Monotonic functions are straightforward because they behave consistently, making them predictable. They do not have local maxima or minima, as they never turn back on themselves.

• An increasing function goes uphill as you move left to right.
• A decreasing function goes downhill as you move left to right.

In the context of our exercise, the function \(f(x) = 4x^5 + 20x - 9\) is demonstrated to be a monotonically increasing function. This is because its derivative, \(f'(x) = 20x^4 + 20\), is always positive. Consequently, this ensures that \(f(x)\) climbs ever higher, never doubling back over the same x-value. Thus, it guarantees that \(f(x)\) passes through the x-axis only once, showing there is one real root.

Finding the roots of an equation means determining the values for which the function equals zero. In simpler terms, a function's root is the solution to the equation \(f(x) = 0\). This is where the function intersects the x-axis in a graph.

The process of finding roots involves using various methods - graphical, numerical, or algebraic techniques - to isolate these points where the function equals zero. In polynomial functions, the degree of the polynomial suggests the maximum number of roots.

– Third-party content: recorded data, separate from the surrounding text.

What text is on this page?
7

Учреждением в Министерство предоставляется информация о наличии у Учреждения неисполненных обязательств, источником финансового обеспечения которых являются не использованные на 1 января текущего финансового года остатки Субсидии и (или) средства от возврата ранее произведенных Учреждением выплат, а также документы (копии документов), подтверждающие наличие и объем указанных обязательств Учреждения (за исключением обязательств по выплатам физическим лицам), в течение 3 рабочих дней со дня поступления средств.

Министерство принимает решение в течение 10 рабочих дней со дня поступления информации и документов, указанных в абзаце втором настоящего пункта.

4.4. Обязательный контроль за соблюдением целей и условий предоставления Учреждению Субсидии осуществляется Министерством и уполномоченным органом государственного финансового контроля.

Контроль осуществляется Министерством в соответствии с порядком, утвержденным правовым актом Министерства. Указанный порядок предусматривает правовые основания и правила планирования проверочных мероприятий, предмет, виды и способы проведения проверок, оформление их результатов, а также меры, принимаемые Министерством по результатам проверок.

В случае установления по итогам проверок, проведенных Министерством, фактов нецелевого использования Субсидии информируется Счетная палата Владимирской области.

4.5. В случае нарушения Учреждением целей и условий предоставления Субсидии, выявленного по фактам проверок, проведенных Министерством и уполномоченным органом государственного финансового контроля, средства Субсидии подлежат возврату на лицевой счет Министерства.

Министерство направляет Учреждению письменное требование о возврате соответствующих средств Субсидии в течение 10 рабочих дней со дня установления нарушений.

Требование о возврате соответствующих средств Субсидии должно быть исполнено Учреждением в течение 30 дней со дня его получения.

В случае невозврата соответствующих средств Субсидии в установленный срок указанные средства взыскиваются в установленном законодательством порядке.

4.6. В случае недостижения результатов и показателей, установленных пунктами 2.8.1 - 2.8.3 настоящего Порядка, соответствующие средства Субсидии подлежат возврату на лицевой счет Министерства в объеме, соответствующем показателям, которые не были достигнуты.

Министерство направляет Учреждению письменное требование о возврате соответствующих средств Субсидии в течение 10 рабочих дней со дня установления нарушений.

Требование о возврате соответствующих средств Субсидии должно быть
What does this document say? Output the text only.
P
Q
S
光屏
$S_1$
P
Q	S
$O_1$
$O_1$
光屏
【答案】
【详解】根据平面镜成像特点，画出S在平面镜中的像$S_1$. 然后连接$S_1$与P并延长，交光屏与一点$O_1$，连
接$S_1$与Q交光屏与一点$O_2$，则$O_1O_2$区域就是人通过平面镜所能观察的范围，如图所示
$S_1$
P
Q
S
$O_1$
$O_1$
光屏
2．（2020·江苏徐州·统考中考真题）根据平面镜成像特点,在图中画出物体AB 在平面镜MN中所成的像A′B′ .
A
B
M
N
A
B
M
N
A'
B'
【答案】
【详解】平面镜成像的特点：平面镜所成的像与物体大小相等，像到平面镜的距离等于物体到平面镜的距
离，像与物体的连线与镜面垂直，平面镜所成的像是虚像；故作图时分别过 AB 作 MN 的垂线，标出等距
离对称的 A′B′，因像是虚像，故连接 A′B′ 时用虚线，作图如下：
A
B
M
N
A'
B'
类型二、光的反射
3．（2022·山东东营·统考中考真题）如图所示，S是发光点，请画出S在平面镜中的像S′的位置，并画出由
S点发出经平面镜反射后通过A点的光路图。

For the function \(f(x) = 4x^5 + 20x - 9\), determining where it crosses the x-axis involves understanding its behavior. Since the function is monotonic and always increasing, as outlined previously, it ensures either one intersection or none with the x-axis if it begins below or above it. The focus is on those precise values that satisfy \(f(x) = 0\). In this case, there's only one real root since the function doesn’t turn back, confirming the solution of the exercise.

Derivatives are fundamental in calculus, measuring how a function changes as its input changes. The derivative expresses the rate of change or the slope of a function's graph at a particular point. It's a core tool for analyzing the behavior of functions, especially in determining when they are increasing or decreasing.

The derivative of a function \(f(x)\) is often denoted by \(f'(x)\). When you set \(f'(x) = 0\), you are looking for critical points - places where the function might change from increasing to decreasing or vice versa.

In our exercise, the function \(f(x) = 4x^5 + 20x - 9\) has its derivative \(f'(x) = 20x^4 + 20\). Solving \(f'(x)=0\) results in the equation with no real solution (as shown by attempting to set it equal to zero). Therefore, the derivative provides insight into the function's behavior by showing there are no critical points, supporting that \(f(x)\) is monotonic. Understanding this derivative confirms the function's single real root due to its consistent behavior.